As explained in my article on Eviction Procedure in Spain (http://www NULL.marbella-lawyers NULL.com/articles/showArticle/spain-tenant-not-paying-rent-spanish-property), one of the strategies a non-paying tenant could follow to stall the procedure after the landlord had filed a law suit against him requesting a formal eviction, was by paying late (“enervación”). This stalled the procedure and forced the landlord to continue with the tenancy agreement. Albeit the tenant could employ this tactic only once.

The new change will mean that if the tenant should pay belatedly a second time (i.e. for two consecutive months), after the landlord has previously initiated an eviction procedure for the same reason, it will no longer mean the case can be dismissed or thrown out of court. It will mean the tenant breached the contract. Period. Spain’s Supreme Court has now unified the different approaches and regards that the tenant has breached the Tenancy agreement, provided the contract stipulates a deadline in which the payments have to be met every month.
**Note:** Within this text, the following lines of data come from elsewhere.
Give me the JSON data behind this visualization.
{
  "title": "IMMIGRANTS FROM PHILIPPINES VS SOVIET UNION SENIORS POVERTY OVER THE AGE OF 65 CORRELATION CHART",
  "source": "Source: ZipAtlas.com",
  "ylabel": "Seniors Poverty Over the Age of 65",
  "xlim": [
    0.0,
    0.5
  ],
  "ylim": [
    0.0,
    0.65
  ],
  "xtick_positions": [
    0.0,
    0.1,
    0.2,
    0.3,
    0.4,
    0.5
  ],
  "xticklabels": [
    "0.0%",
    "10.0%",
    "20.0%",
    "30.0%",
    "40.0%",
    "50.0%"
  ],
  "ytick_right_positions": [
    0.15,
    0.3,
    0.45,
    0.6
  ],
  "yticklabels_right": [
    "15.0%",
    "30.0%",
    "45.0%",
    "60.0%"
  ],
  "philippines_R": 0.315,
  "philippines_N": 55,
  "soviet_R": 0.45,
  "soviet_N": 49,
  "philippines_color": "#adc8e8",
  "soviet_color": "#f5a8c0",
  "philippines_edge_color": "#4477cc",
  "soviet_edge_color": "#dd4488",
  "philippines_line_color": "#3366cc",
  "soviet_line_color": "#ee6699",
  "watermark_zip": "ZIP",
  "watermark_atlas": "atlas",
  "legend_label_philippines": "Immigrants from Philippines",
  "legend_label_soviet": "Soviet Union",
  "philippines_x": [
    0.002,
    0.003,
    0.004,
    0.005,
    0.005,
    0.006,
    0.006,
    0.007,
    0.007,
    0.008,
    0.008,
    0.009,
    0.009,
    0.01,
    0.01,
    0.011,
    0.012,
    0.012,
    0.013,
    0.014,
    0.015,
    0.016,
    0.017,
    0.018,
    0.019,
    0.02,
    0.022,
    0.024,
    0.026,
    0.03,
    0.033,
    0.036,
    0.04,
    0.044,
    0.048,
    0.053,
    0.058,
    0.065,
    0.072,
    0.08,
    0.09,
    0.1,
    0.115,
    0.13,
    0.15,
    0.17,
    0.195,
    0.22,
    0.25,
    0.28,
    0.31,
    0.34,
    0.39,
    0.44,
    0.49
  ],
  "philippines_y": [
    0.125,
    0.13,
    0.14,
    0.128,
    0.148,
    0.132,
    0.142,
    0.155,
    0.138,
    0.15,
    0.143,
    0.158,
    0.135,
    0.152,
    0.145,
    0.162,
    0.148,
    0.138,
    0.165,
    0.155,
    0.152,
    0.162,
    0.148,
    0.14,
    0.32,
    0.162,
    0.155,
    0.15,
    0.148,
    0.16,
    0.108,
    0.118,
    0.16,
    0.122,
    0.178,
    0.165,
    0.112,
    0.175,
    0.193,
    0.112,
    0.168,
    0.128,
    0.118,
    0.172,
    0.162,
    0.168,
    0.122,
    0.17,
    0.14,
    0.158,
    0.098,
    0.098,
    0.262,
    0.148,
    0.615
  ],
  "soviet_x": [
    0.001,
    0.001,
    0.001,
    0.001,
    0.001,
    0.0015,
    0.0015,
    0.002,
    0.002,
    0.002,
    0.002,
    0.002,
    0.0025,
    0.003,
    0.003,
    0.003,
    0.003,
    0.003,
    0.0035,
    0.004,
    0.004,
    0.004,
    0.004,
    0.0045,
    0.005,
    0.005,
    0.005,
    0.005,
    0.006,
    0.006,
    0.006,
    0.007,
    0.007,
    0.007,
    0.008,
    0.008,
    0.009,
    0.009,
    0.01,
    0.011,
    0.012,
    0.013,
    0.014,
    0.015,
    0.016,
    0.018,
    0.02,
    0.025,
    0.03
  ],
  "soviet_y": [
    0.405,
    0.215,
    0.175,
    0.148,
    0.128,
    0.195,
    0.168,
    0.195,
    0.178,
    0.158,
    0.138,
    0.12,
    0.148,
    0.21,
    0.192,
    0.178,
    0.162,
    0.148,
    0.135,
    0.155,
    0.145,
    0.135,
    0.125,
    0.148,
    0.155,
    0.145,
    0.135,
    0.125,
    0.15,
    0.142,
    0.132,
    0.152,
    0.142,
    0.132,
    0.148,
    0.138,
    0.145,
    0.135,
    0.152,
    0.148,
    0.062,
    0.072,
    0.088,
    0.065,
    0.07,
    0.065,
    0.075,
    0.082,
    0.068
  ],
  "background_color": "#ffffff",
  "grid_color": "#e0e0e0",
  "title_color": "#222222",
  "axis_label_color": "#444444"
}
This puts an end to non-paying tenants which continuously abused the legal system on deciding when they felt fit to pay their landlords in lieu of when they were meant to. This change has been brought about by one of the latest ruling of Spain’s Supreme Court. This is the second ruling on the same issue with a similar outcome which will now set jurisprudence in our legal system. The prior ruling (http://www NULL.elmundo NULL.es/elmundo/2009/06/01/espana/1243864463 NULL.html) is also from this year.

Both of these rulings aim to address the increasing problem landlords are faced with in Spain on letting their properties to professional defaulting tenants. Additionally, the dire financial circumstances have forced what used to be trustworthy tenants into defaulting their lets and abusing our system too. These rulings will now add new legal tools to defend landlords, as in Spain, the laws have been traditionally biased towards tenants for historical reasons which need to be adapted to social reality without delay.